Several years ago, Google developed what it thought was a leading-edge algorithm using data it collected from web searches to determine exactly how many people had influenza and how the disease was spreading. It tried to calculate the number of people with flu in the United States by relating people’s location to flu-related search queries on Google. The service has consistently overestimated flu rates when compared to conventional data collected afterward by the U.S. Centers for Disease Control (CDC). According to Google Flu Trends, nearly 11 percent of the U.S. population was supposed to have had influenza at the flu season’s peak in mid-January 2013. However, an article in the science journal Nature stated that Google’s results were twice the actual number the U.S. Centers for Disease Control and Prevention estimated, which had 6 percent of the population coming down with the disease. Why did this happen? Several scientists suggested that widespread media coverage of that year’s severe flu season in the United States, which was further amplified by social media coverage, tricked Google. Google’s algorithm only looked at numbers, not the context of the search results.
Big data can also provide a distorted picture of the problem. Boston’s street Bump app uses a smartphone’s accelerometer to detect potholes without the need for city workers to patrol the streets. Users of this mobile app collect road condition data while they drive and automatically provide city government with real-time information to fix problems and plan long-term investments. However, what Street Bump actually produces is a map of potholes that favors young, affluent areas where more people own smartphones. The capability to record every road bump or pothole from every enabled phone is not the same as recording every pothole. Data contain systematic biases, and it takes careful thought to spot and correct for those biases.
And let’s not forget that big data poses some challenges to information security and privacy. As Chapter 4 pointed out, companies are now aggressively collecting and mining massive data sets on people’s shopping habits, incomes, hobbies, residences, and (through mobile devices) movements from place to place. They are using such big data to discover new facts about people, to classify them based on subtle patterns, to flag them as risks (for example, loan default risks or health risks), to predict their behavior, and to manipulate them for maximum profit.
When you combine someone’s personal information with pieces of data from many sources, you can infer new facts about that person (such as the fact that they are showing early signs of Parkinson’s disease, or are unconsciously drawn toward products that are colored blue or green). If asked, most people might not want to disclose such information, but they might not even know such information about them exists. Privacy experts worry that people will be tagged and suffer adverse consequences without due process, denied the ability to fight back, or even know that they have been discriminated against.

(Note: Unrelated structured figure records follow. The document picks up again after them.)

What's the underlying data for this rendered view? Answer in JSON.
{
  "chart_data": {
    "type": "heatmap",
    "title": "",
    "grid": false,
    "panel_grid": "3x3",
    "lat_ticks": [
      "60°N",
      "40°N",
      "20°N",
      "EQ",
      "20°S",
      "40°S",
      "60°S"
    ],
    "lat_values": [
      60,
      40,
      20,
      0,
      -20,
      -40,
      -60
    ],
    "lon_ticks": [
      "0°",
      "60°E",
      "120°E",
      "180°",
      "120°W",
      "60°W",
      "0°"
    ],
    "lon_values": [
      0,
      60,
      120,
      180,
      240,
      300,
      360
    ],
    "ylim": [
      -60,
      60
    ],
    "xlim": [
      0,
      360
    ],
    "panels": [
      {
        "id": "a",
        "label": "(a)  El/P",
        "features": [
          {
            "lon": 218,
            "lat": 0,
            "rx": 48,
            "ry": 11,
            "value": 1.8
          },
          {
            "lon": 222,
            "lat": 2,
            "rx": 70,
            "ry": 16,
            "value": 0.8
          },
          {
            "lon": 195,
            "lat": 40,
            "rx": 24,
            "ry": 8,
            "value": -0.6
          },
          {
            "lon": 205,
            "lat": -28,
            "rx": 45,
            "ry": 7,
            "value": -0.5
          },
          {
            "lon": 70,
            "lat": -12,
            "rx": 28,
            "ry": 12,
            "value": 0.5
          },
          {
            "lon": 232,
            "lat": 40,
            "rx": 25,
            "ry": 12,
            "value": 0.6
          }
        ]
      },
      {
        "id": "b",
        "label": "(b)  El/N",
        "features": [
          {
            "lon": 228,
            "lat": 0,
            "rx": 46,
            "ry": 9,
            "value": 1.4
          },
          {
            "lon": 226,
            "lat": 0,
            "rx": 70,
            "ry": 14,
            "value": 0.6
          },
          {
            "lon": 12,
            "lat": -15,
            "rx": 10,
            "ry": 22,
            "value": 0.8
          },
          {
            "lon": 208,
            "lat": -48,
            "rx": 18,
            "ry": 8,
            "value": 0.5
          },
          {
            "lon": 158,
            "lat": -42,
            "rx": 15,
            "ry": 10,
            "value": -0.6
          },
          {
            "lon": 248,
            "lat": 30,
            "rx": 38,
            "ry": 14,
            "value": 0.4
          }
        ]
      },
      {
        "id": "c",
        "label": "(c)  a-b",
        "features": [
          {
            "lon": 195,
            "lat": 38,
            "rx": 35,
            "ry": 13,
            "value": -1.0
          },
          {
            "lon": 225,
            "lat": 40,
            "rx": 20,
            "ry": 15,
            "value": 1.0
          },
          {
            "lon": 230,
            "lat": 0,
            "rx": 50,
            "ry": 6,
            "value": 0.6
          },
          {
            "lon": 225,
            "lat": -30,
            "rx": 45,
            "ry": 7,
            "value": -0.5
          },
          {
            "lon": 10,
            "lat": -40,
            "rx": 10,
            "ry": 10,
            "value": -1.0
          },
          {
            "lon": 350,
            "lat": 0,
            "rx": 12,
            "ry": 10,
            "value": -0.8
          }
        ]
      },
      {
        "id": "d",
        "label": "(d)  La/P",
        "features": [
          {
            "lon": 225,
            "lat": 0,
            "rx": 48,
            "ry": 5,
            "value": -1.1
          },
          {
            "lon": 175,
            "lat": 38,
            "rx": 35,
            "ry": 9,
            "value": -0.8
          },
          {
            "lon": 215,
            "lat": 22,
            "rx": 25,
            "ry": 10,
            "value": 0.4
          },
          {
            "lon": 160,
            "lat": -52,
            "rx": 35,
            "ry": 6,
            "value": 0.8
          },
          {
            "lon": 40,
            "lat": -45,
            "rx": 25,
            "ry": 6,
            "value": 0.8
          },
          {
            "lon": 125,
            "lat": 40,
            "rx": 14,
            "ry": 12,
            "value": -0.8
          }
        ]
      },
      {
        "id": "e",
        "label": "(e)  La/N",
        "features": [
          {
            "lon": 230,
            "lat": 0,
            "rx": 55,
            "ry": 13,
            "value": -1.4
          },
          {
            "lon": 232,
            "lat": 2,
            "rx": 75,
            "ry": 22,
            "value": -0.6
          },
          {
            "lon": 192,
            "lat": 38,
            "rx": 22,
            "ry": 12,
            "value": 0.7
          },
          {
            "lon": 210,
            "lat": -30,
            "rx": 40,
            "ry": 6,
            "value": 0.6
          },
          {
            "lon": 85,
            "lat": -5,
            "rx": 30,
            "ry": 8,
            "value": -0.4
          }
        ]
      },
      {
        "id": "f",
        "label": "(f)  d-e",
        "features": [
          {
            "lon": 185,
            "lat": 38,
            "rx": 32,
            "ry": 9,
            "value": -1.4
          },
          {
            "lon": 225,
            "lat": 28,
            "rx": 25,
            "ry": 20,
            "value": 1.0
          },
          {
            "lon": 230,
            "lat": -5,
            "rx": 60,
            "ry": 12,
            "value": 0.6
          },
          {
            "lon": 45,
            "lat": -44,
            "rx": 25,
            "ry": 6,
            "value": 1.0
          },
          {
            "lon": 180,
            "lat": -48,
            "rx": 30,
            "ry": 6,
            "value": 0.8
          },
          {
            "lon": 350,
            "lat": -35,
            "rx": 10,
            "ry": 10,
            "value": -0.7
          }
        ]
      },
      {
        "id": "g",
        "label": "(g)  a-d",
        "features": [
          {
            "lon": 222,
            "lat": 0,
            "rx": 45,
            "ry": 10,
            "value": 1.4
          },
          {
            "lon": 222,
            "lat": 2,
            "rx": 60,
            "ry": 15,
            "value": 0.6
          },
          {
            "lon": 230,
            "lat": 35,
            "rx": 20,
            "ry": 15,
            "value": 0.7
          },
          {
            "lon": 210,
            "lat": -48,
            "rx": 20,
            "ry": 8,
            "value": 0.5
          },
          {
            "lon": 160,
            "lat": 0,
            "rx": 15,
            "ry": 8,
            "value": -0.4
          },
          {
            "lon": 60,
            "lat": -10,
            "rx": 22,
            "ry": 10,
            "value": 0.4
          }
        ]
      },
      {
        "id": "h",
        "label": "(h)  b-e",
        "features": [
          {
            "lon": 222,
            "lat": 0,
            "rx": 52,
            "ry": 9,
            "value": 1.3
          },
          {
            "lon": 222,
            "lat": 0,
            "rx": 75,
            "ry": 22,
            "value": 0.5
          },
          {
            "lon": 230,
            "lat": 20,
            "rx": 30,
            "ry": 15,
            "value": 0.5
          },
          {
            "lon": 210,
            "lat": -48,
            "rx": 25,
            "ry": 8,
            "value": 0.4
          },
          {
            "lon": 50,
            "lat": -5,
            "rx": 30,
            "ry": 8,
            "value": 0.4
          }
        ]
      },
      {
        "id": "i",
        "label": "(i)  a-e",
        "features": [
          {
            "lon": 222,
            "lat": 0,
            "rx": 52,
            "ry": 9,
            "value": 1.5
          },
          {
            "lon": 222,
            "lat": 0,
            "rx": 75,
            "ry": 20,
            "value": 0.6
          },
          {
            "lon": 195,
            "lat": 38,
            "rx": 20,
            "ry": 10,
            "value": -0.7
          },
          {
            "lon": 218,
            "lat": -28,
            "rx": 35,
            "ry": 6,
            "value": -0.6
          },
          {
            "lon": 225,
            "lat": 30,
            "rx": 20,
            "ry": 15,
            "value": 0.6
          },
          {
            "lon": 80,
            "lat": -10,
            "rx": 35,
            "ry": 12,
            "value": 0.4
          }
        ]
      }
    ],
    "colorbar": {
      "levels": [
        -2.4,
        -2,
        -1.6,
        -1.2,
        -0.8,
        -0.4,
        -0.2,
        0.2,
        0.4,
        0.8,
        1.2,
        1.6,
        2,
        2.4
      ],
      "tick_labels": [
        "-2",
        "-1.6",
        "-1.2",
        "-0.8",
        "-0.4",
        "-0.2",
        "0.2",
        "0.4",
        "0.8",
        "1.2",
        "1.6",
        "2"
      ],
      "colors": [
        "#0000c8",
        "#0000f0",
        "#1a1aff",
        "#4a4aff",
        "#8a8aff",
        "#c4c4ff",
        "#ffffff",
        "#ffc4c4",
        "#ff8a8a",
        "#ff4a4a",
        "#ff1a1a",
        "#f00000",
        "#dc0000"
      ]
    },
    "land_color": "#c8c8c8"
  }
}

case study questions PLEASE USE THE ABOVE CASE STUDY TO ANSWER QUESTIONS BELOW
- What business benefits did the companies and services described in this case achieve by analyzing and using big data?
- Identify two decisions at the organizations described in this case that were improved by using big data and two decisions that big data did not improve.
- List and describe the limitations to using big data.
- Should all organizations try to analyze big data? Why or why not? What people, organization, and technology issues should be addressed before a company decides to work with big data?